Menurut Bambang, Jakarta tetap harus dibangun karena Indonesia butuh urbanisasi. Urbanisasi dapat mempengaruhi pertumbuhan ekonomi.

Tiap 1 persen urbanisasi, lanjut Bambang, akan meningkatkan laju pertumbuhan ekonomi dunia rata-rata sebesar 3 persen. Namun di Indonesia, imbas tiap 1 persen urbanisasi hanya memberi kontribusi 1,4 persen pada pertumbuhan ekonomi. Hal ini lantaran masih buruknya layanan dasar dan infrastruktur perkotaan.

Sementara, pemindahan ibu kota negara dirancang untuk fokus membangun ekosistem pemerintahan serta beberapa bisnis pendukung. Ini dilakukan demi mencapai pemerataan ekonomi dan pembangunan yang Indonesia-sentris.

4 dari 4 halaman

Pindah Ibu Kota Telan Biaya Rp 400 Triliun, Dari Mana Uangnya?

Pemindahan ibu kota negara dari Jakarta ke daerah di luar pulau Jawa menyita perhatian. Berbagai aspek tentu harus diperhatikan agar proses pemindahan berjalan lancar, termasuk segi pembiayaan.

Pemindahan ibu kota negara menelan biaya yang tidak sedikit. Ada dua skema pemindahan yang diusulkan Bappenas, yaitu skema rightsizing dan tidak. Dengan skema rightsizing, biaya yang diperlukan sekitar Rp 323 triliun dan untuk skema non-rightsizing sekitar Rp 466 triliun.
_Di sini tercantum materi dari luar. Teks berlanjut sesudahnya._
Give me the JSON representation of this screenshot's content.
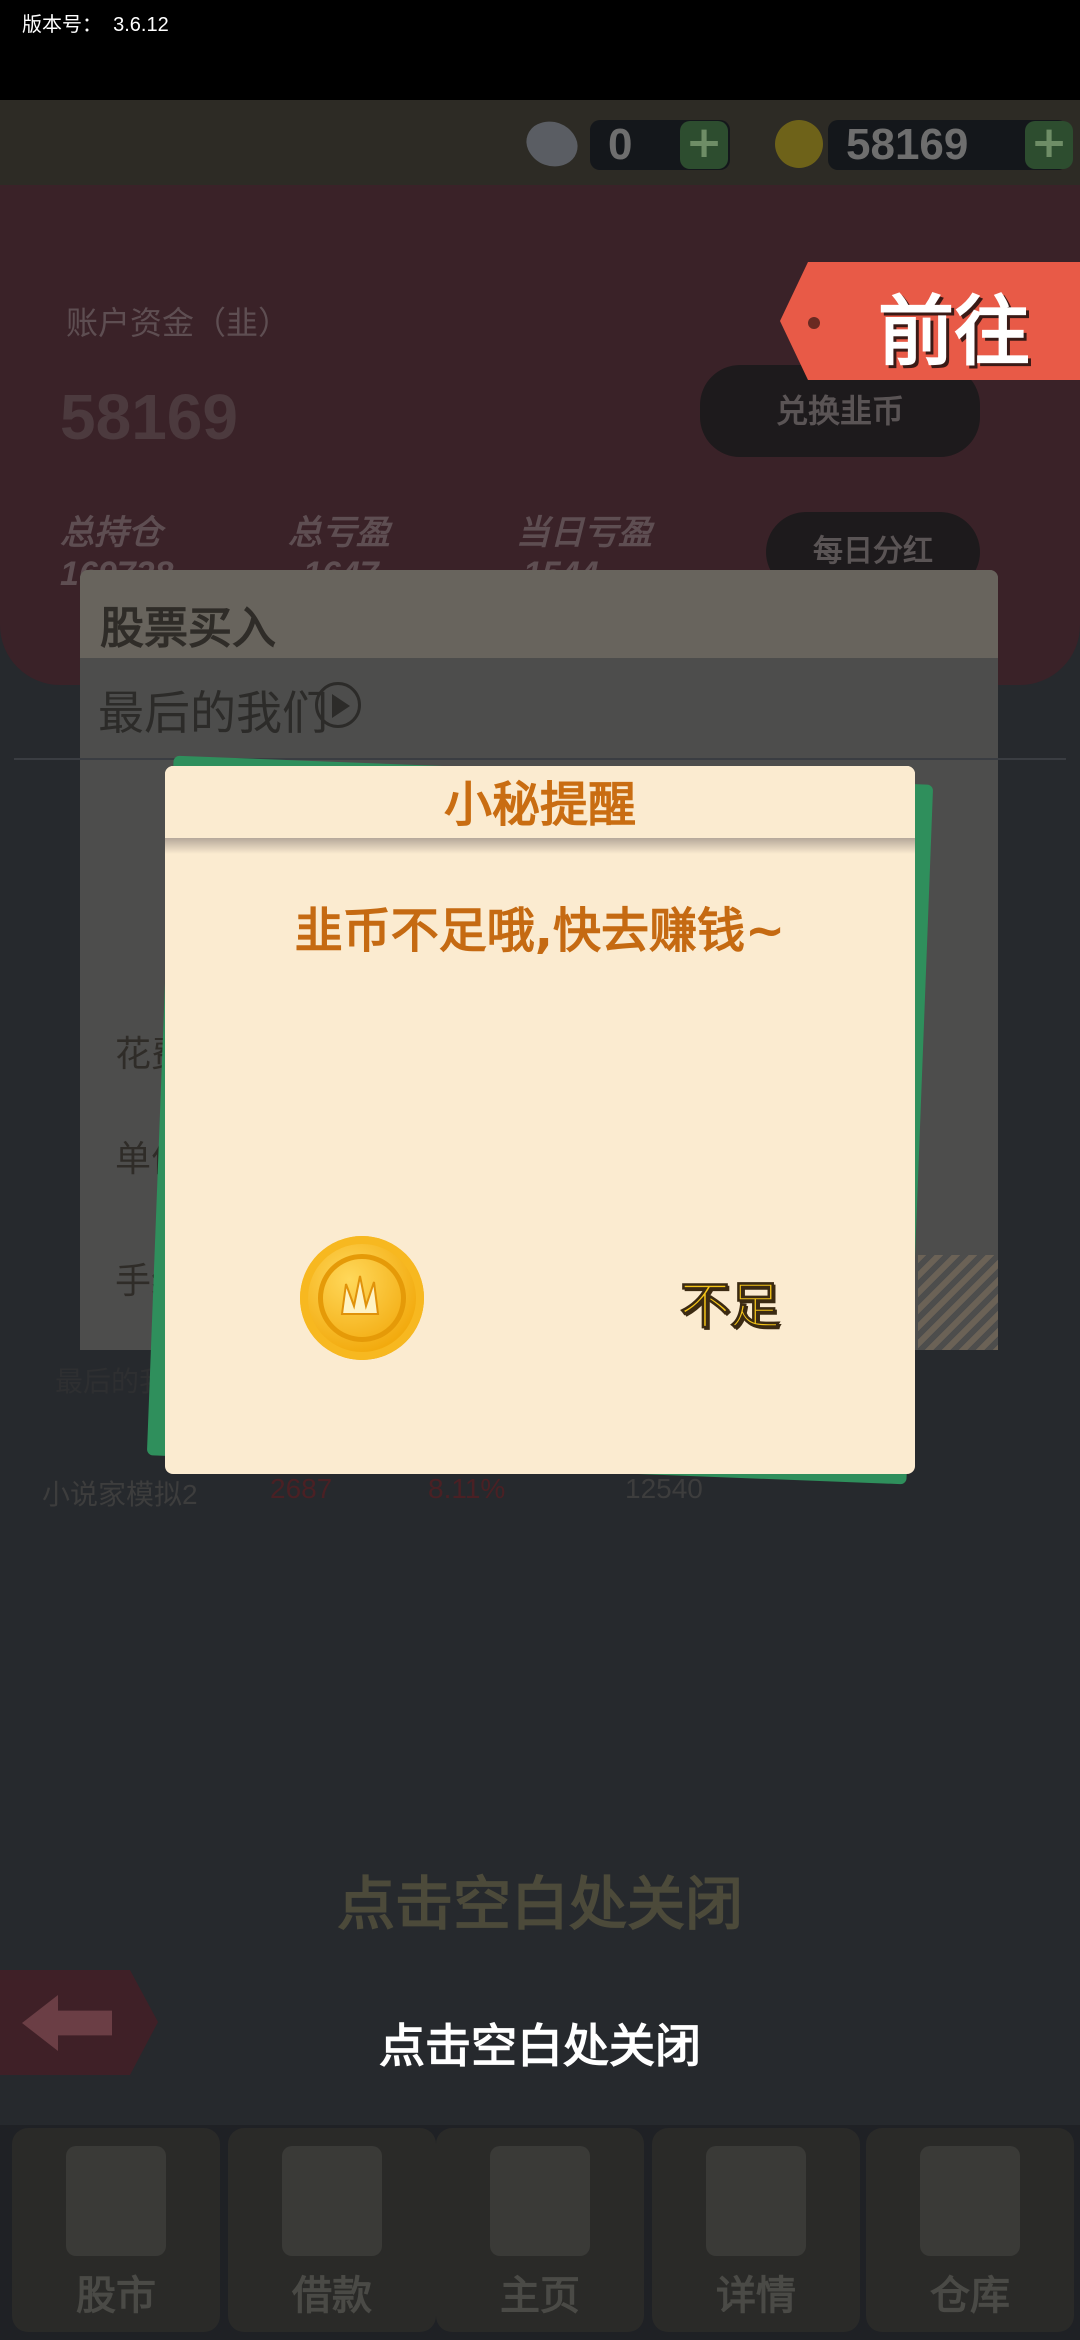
{
  "app": {
    "version_label": "版本号：",
    "version": "3.6.12"
  },
  "resources": {
    "gem_count": "0",
    "coin_count": "58169",
    "plus_symbol": "+"
  },
  "account": {
    "funds_label": "账户资金（韭）",
    "funds_value": "58169",
    "exchange_button": "兑换韭币",
    "total_position_label": "总持仓",
    "total_position_value": "169728",
    "total_pl_label": "总亏盈",
    "total_pl_value": "1647",
    "daily_pl_label": "当日亏盈",
    "daily_pl_value": "1544",
    "daily_dividend_button": "每日分红"
  },
  "goto_tag": {
    "label": "前往"
  },
  "buy_dialog": {
    "title": "股票买入",
    "stock_name": "最后的我们",
    "rows": [
      "花费",
      "单价",
      "手续费"
    ],
    "recent_label": "最后的我们",
    "list_row": {
      "name": "小说家模拟2",
      "price": "2687",
      "change": "8.11%",
      "volume": "12540"
    }
  },
  "modal": {
    "title": "小秘提醒",
    "message": "韭币不足哦,快去赚钱~",
    "status": "不足"
  },
  "hints": {
    "close_dim": "点击空白处关闭",
    "close": "点击空白处关闭"
  },
  "nav": {
    "items": [
      {
        "label": "股市"
      },
      {
        "label": "借款"
      },
      {
        "label": "主页"
      },
      {
        "label": "详情"
      },
      {
        "label": "仓库"
      }
    ]
  },
  "colors": {
    "accent": "#e85a47",
    "modal_bg": "#fbebd0",
    "title_orange": "#c96d12",
    "card_green": "#2f8f5c",
    "coin_gold": "#f2a90c"
  }
}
Menteri Perencanaan Pembangunan Nasional (PPN)/Badan Pembangunan Nasional (Bappenas) Bambang Brodjonegoro menyatakan, sumber dana pemindahan ibu kota berasal dari APBN, BUMN, perusahaan swasta dan skema Kerjasama Pemerintah dan Badan Usaha (KPBU).

"Adapun untuk APBN akan kita minimalkan hanya untuk membiayai infrastruktur dasar. Kami upayakan agar tidak memberatkan APBN," ujarnya di Gedung Bappenas, Senin (30/4/2019).

Sementara untuk rinciannya, APBN nantinya dialokasikan untuk membangun infrastruktur dasar seperti fasilitas kantor pemerintahan dan parlemen. Dana dari BUMN akan digunakan untuk infrastruktur utama dan fasilitas sosial.

Sementara dari skema KPBU, dana akan digunakan untuk beberapa infrastruktur utama dan fasilitas sosial. Untuk perusahaan swasta, murni dialokasikan untuk properti perumahan dan fasilitas sosial.

Rencana pemindahan ibu kota negara sendiri sudah disetujui Presiden Joko Widodo. Jokowi memilih ibu kota negara ditempatkan di luar Jawa demi pemerataan ekonomi.